There are some industries in which change happens slowly; others exist in a more dynamic landscape. Despite the fact that it's maturing, the electronics industry belongs to the latter camp and technology change still comes quickly.
Nigel Toon, the recently appointed chief executive of Bristol based XMOS, has been involved with a number of technology companies – established and start up – over the last two decades. How does he see the changes?
"The business environment is very different," he asserted. "While the market has continued to grow and mature over the last decade, the costs of developing at the leading edge have increased. Finding a niche for a new semiconductor business has become harder – but it's not impossible."
Toon is well versed in new semiconductor businesses. Having left Altera as vp Europe, he was a founder of Icera Semiconductor, then moved to Picochip as it looked to enter the mainstream. Now with XMOS, he sees similarities between the three. "All are located in the Bristol area. It's one of the strongest locations in Europe for semiconductor talent – and building a team is a key part of any business. There are few places outside of Silicon Valley where you could build those types of company."
Where Icera and Picochip were addressing mobile phone technology, which can be considered as a vertical market, XMOS is taking a more horizontal approach. "Building a company focused on a vertical market is challenging," Toon pointed out. "You have to identify an emerging market, then build a compelling system solution. It's not just chips; the company with the best system solution will win. You then have to win the top customers so you have a leading position before larger competitors wake up to the opportunity."
He sees that approach as one of 'make or break'. "If the market grows quickly, the large investments needed can be recouped. If the market grows slowly, competitors can catch up and the return on investment can be reduced."

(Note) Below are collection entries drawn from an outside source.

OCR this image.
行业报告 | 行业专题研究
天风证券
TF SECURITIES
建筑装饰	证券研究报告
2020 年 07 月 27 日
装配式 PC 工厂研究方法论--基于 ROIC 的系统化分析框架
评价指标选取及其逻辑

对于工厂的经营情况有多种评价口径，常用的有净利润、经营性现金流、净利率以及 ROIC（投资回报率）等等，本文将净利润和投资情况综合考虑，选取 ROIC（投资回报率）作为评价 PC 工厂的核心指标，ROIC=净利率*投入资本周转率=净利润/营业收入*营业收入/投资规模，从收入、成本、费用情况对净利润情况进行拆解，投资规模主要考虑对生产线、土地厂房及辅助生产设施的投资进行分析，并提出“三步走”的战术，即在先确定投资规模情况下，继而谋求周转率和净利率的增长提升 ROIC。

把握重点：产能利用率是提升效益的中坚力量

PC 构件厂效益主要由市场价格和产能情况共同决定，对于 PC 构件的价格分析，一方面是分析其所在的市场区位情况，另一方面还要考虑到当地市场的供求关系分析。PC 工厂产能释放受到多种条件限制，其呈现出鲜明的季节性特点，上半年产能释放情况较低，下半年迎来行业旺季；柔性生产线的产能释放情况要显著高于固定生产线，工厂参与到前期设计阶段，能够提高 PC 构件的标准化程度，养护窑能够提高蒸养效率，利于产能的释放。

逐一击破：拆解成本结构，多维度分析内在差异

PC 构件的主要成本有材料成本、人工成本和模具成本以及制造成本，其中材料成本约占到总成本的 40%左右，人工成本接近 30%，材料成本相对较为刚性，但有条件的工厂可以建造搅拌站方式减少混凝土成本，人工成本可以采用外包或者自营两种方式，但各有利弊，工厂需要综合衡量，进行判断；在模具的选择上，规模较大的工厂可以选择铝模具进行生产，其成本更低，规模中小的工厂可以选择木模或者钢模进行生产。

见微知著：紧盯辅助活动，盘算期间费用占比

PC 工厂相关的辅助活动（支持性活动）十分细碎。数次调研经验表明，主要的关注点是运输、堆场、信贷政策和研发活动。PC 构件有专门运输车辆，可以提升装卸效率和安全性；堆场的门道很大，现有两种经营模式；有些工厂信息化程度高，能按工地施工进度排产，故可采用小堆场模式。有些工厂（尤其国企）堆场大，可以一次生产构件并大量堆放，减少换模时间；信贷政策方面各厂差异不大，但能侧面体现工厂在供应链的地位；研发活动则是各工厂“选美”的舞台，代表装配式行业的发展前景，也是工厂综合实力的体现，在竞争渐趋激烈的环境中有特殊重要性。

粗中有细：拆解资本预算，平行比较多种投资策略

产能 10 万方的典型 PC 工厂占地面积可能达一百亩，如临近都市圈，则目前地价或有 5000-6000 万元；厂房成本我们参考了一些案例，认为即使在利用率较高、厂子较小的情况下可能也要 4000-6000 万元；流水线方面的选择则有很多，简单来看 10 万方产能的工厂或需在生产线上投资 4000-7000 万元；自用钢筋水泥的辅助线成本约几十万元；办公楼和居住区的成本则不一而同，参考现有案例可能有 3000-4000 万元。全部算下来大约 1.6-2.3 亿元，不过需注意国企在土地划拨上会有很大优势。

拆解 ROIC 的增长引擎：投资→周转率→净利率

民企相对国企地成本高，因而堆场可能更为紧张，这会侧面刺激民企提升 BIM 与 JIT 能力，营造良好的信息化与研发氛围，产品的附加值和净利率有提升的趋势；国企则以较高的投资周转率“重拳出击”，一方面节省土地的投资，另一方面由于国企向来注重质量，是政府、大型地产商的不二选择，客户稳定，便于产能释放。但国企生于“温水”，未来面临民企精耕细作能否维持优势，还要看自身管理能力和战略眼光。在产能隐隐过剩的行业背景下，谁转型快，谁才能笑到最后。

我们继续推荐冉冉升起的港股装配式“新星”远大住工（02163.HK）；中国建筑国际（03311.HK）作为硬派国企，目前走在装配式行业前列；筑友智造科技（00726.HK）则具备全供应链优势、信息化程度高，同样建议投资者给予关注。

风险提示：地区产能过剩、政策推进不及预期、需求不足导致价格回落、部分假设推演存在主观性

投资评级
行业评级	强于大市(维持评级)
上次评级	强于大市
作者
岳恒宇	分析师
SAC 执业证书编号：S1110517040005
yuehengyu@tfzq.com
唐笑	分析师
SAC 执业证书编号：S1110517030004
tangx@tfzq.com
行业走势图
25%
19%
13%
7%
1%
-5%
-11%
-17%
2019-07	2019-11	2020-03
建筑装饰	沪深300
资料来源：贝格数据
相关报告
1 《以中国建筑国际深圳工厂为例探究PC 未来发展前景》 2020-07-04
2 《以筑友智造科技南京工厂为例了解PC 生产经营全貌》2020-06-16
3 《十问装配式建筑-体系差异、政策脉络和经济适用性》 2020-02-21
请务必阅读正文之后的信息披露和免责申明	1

The model has been for venture capitalists, or VCs, to fund electronics start ups. But things have changed. So how hard is it to be a fledgling company in today's electronics industry? "The environment has changed dramatically," Toon said. "Pension funds, institutions and the large 'fund of funds' investors – traditional investors into VCs – have switched their focus to the shorter term, looking for more liquidity.
"VCs have therefore switched towards more capital efficient investments that generate a faster rate of return. This is, in general, not good news for the semiconductor industry because businesses take longer to grow than, say software or web ventures, and require more capital." The result, said Toon, is fewer investors. "But they are there if you know where to look."
One of the perceptions of the VC business is the spectacular exit strategy, where a company goes public or is acquired for a large sum, with the investors doing very well.
"Spectaculars have always been a distortion," Toon contended. "Most entrepreneurs work hard to build successful businesses and it is only when a business is working that you should think about floating on a stock exchange or merging with another company. Anyone who starts a business looking to generate a massive return will fail, because they will be focused on the wrong things. Focusing on a 'quick buck' will often mean a lack of focus on customers."
Toon believes XMOS is well positioned when it comes to market opportunity and to attracting investment. "XMOS is addressing a massive market with its technology and we have the potential to build a strong, sustainable business. This is attractive to investors and, because the company is already someway down the road, the risk profile is lower and the time to return is shorter."
He admits, however, that XMOS needs further funding before it gets to a break even point. "It's difficult out there," he said, "but we have supportive investors and they know we're doing something different."
One common theme between the companies with which Toon has been associated is they deploy or have deployed some form of programmable technology. Does Toon think programmable technology has broken through in the way some people anticipated?
"In the late 1980s, when I started at Altera, we expected plds and fpgas to replace ttl and to become part of the growing market for asics. But fpga technology carries cost and power penalties, which has limited its penetration.
"When we started Icera in 2002, we believed there would be a shift toward consumer products and thought we could build a new type of dsp that would match an SoC in terms of power and performance, but which could be adapted to changing market conditions. Our first chip was 25% the size of competing solutions and delivered double the data rate.
"At Picochip, we used multiprocessor programmable technology to shrink a basestation to one chip.
"Today, at XMOS, we are using programmable technology to deliver new levels of performance and flexibility to the microcontroller market, while hitting price points and power levels not possible with other programmable approaches.
"Horizontal companies need to use programmable technologies so they can leverage their investment across a large customer base. With a horizontal platform technology, it is the company that makes its technology easiest to use, who will win. This is what Microchip, Xilinx and Altera did and this is what we are doing here at XMOS," he concluded.
Nigel has a background in electronics and technology marketing and experience of establishing, building and leading global technology businesses. Prior to joining XMOS, he was president and ceo of Picochip. Previously, he was a cofounder of Icera, where he was a member of the board of directors and led sales and marketing activities. Prior to Icera, he spent 13 years at Altera, latterly as vice president and general manger at Altera Europe.